I Didn’t Want to Wait, But I Did

This parody piece was originally published on Tumblr on June 29, 2013, following the public news of Katie Holmes divorcing Tom Cruise. Facebook’s “On This Day” feature reminded me about that post last night (writing it had long ago departed from my memory) so I decided to republish it here.

At the conclusion of the historic documentary “Dawson’s Creek,” Pacey had fallen back (weeeeeee roller coasters are so fun!) into a relationship with a resigned and waffling Joey. They had a flat in NYC. They were happy scheduling stilted conversations and regularly bickering about Dawson and whether or not “Felicity” accurately depicted their NYC.

All the while, Dawson never stopped longing for her even after leaving for FILM SCHOOL (!!!) in California. He filmed leaves as they dropped, sorrowfully, from the trees. Their movement and changing colors reminded him of the swirling indecision of the boner fertilizer who had once lived next door. His camera made love to those leaves. He made love to a dish towel the color of Joey’s hair.

He obsessively talked about their great, unrequited love to every classmate at FILM SCHOOL (!!!) until they all grew so jealous that they stopped talking to him. He saw her everywhere. In the clouds. In the faces of the Sunset Strip prostitutes he paid to sit with oars in his bathtub. Even in the mirror, reflected, staring back at him when he held up pictures of her in front of the mirror. Theirs was a romance of mythological proportions. Even cupid would soon spell “romantic” in a new way: “Dawson Leery.”

The wedding invitation arrived. Potter/Witter. There’s only one thing left to do. His trump card. For the love of Spielberg, he had no choice. He wrote, directed, filmed, starred in, key-gripped for, edited, and burned onto DVD a poignant film to play at Pacey and Joey’s NYC wedding. That DVD drove another wedge between Pacey and Joey as well as Pacey and Dawson as well as Joey and Dawson. Torn, conflicted and high on a green tea latte, Joey bolted. In her homemade — but still stunningly beautiful — wedding dress, she ran completely across the country like Forest Gump’s melodramatic sister. Ironically, she stopped to rest and to buy a second green tea latte in Los Angeles, home of 99% of the world’s FILM SCHOOLS (!!!).

32 minutes later, she was kidnapped and brainwashed by a clinically-insane Pete “Maverick” Mitchell, a Navy man, who never got over the untimely deaths of both Goose or Goose’s twin brother Dr. Mark Greene, his co-besties. His grief had driven him straight into an aging Vinnie Barbarino’s tender, exploring arms. To keep up heterosexual appearances and preserve his universal box office appeal, he needed a beard. Someone tall. Preferably someone not named Dr. Claire Lewicki. Preferably a woman. Joey simply arrived at the wrong time.

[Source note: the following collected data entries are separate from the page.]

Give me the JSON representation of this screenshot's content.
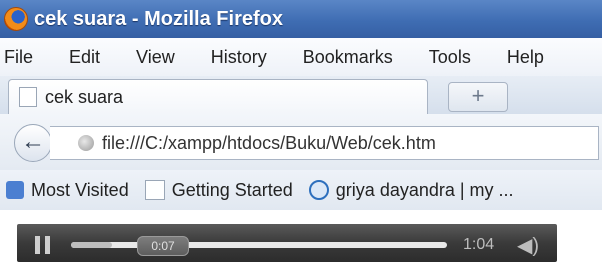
{
  "window": {
    "title": "cek suara - Mozilla Firefox"
  },
  "menu": {
    "items": [
      {
        "label": "File"
      },
      {
        "label": "Edit"
      },
      {
        "label": "View"
      },
      {
        "label": "History"
      },
      {
        "label": "Bookmarks"
      },
      {
        "label": "Tools"
      },
      {
        "label": "Help"
      }
    ]
  },
  "tabs": [
    {
      "label": "cek suara",
      "active": true
    }
  ],
  "new_tab": {
    "label": "+"
  },
  "navigation": {
    "back_glyph": "←",
    "url": "file:///C:/xampp/htdocs/Buku/Web/cek.htm"
  },
  "bookmarks": {
    "items": [
      {
        "label": "Most Visited",
        "icon": "most-visited-icon"
      },
      {
        "label": "Getting Started",
        "icon": "page-icon"
      },
      {
        "label": "griya dayandra | my ...",
        "icon": "wordpress-icon"
      }
    ]
  },
  "audio_player": {
    "current_time": "0:07",
    "duration": "1:04",
    "progress_fraction": 0.11,
    "state": "playing",
    "volume_glyph": "◀)"
  }
}
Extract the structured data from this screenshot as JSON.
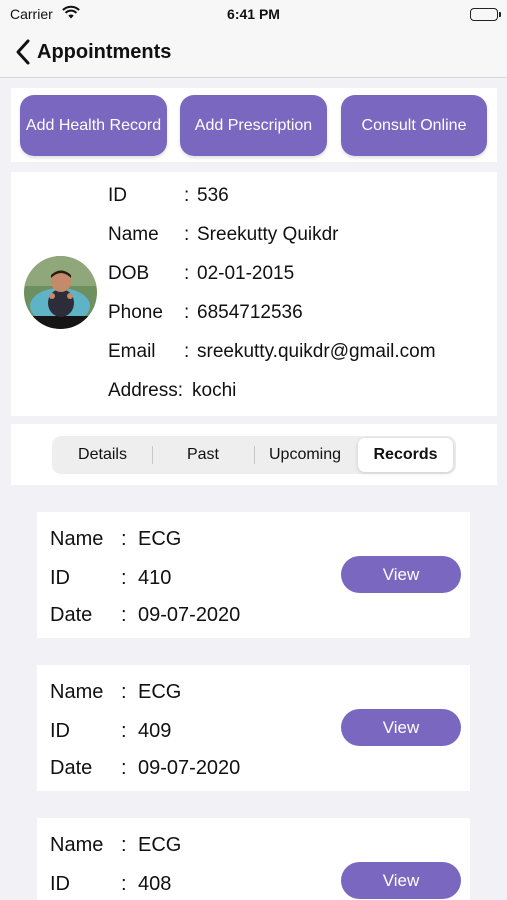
{
  "status_bar": {
    "carrier": "Carrier",
    "time": "6:41 PM"
  },
  "nav": {
    "back_label": "Appointments"
  },
  "actions": [
    {
      "label": "Add Health Record"
    },
    {
      "label": "Add Prescription"
    },
    {
      "label": "Consult Online"
    }
  ],
  "patient": {
    "fields": [
      {
        "label": "ID",
        "sep": ":",
        "value": "536"
      },
      {
        "label": "Name",
        "sep": ":",
        "value": "Sreekutty Quikdr"
      },
      {
        "label": "DOB",
        "sep": ":",
        "value": "02-01-2015"
      },
      {
        "label": "Phone",
        "sep": ":",
        "value": "6854712536"
      },
      {
        "label": "Email",
        "sep": ":",
        "value": "sreekutty.quikdr@gmail.com"
      },
      {
        "label": "Address:",
        "value": "kochi"
      }
    ]
  },
  "tabs": [
    {
      "label": "Details",
      "active": false
    },
    {
      "label": "Past",
      "active": false
    },
    {
      "label": "Upcoming",
      "active": false
    },
    {
      "label": "Records",
      "active": true
    }
  ],
  "records": [
    {
      "fields": [
        {
          "label": "Name",
          "sep": ":",
          "value": "ECG"
        },
        {
          "label": "ID",
          "sep": ":",
          "value": "410"
        },
        {
          "label": "Date",
          "sep": ":",
          "value": "09-07-2020"
        }
      ],
      "button": "View"
    },
    {
      "fields": [
        {
          "label": "Name",
          "sep": ":",
          "value": "ECG"
        },
        {
          "label": "ID",
          "sep": ":",
          "value": "409"
        },
        {
          "label": "Date",
          "sep": ":",
          "value": "09-07-2020"
        }
      ],
      "button": "View"
    },
    {
      "fields": [
        {
          "label": "Name",
          "sep": ":",
          "value": "ECG"
        },
        {
          "label": "ID",
          "sep": ":",
          "value": "408"
        }
      ],
      "button": "View"
    }
  ],
  "colors": {
    "accent": "#7a68c0",
    "background": "#f1f1f6"
  }
}
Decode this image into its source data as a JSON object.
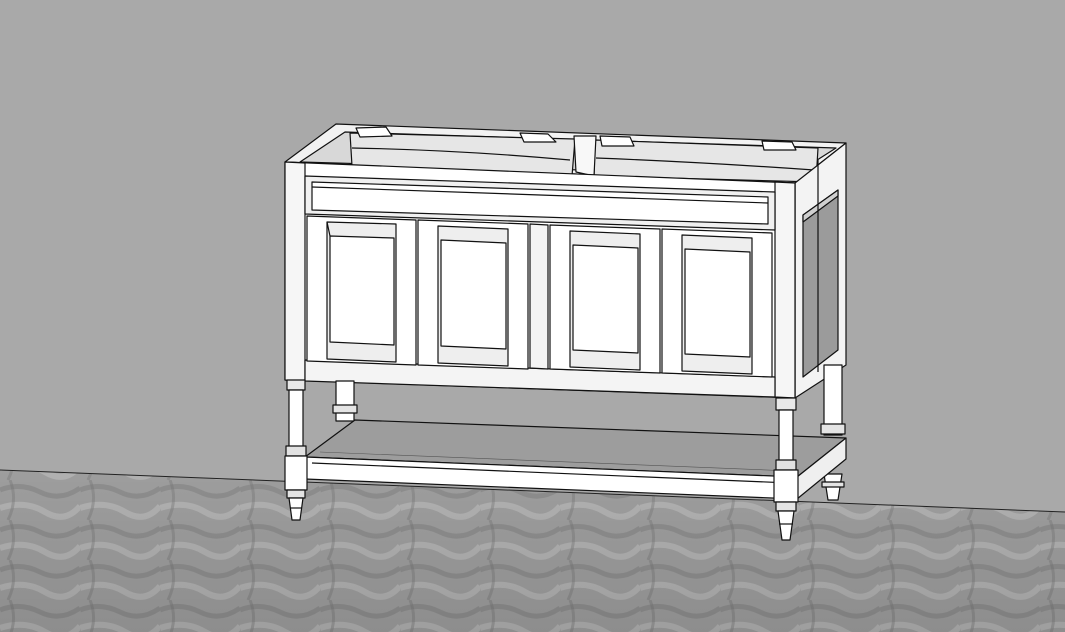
{
  "scene": {
    "subject": "vanity-cabinet-model",
    "colors": {
      "wall": "#a9a9a9",
      "floor_light": "#b9b9b9",
      "floor_dark": "#7c7c7c",
      "wood_face": "#ffffff",
      "wood_shade": "#c8c8c8",
      "wood_dark": "#8f8f8f",
      "side_panel": "#9a9a9a",
      "edge": "#111111"
    },
    "cabinet": {
      "door_count": 4,
      "leg_count": 4,
      "sink_bowls": 2,
      "has_bottom_shelf": true
    }
  }
}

The next Wednesday evening, Pacey fell through a mysteries crack of light and ended up in a parallel universe where he married a chick who he thought was Joey because she looked like Joey and bit her lip like Joey even though she acted just a little bit… off. He thinks he is living happily ever after with alternate Joey. If only he could stop focusing on the fringe on her ever-present jean shorts. Never mind, the fringe was meaningless. All’s well, she just bit her lip again.

L.A. became Joey’s Stockholm and she grew to believe she loved Maverick. There was no one else. He was her world. He was her Batman. Still there was something… off. A voice in her dreams never stopped whispering “I don’t want to wait, Joey. Come back to the creek.” That voice was Paula Cole. After 6-years of listening to Cole provide a repetitive soundtrack to her dreams, on a day filled with thunder, Joey put the pieces together. She bundled up Suri, asked Siri for directions to the nearest creek and never looked back. Well, once, to carefully explain the entire situation to the paparazzi who was stalking her. At least she thought it was the paparazzi. At any rate, she detailed the last six years in a two hour conversation with a man holding a camera phone at a gas station. Suri sat patiently in the car, playing Angry Birds simultaneously on her iPad, iPhone, and iPod Touch.

As they pulled away from the gas station, waving at the paparazzi gas station attendant, Joey noticed the colorful billboard to her right. Barbarino and Mitchell would soon be appearing on stage in “Grease of Ages: A Fry-Cook Finds Religion.” She shook her head as a half smile flitted across her face, knowing the weight of waiting had finally been lifted.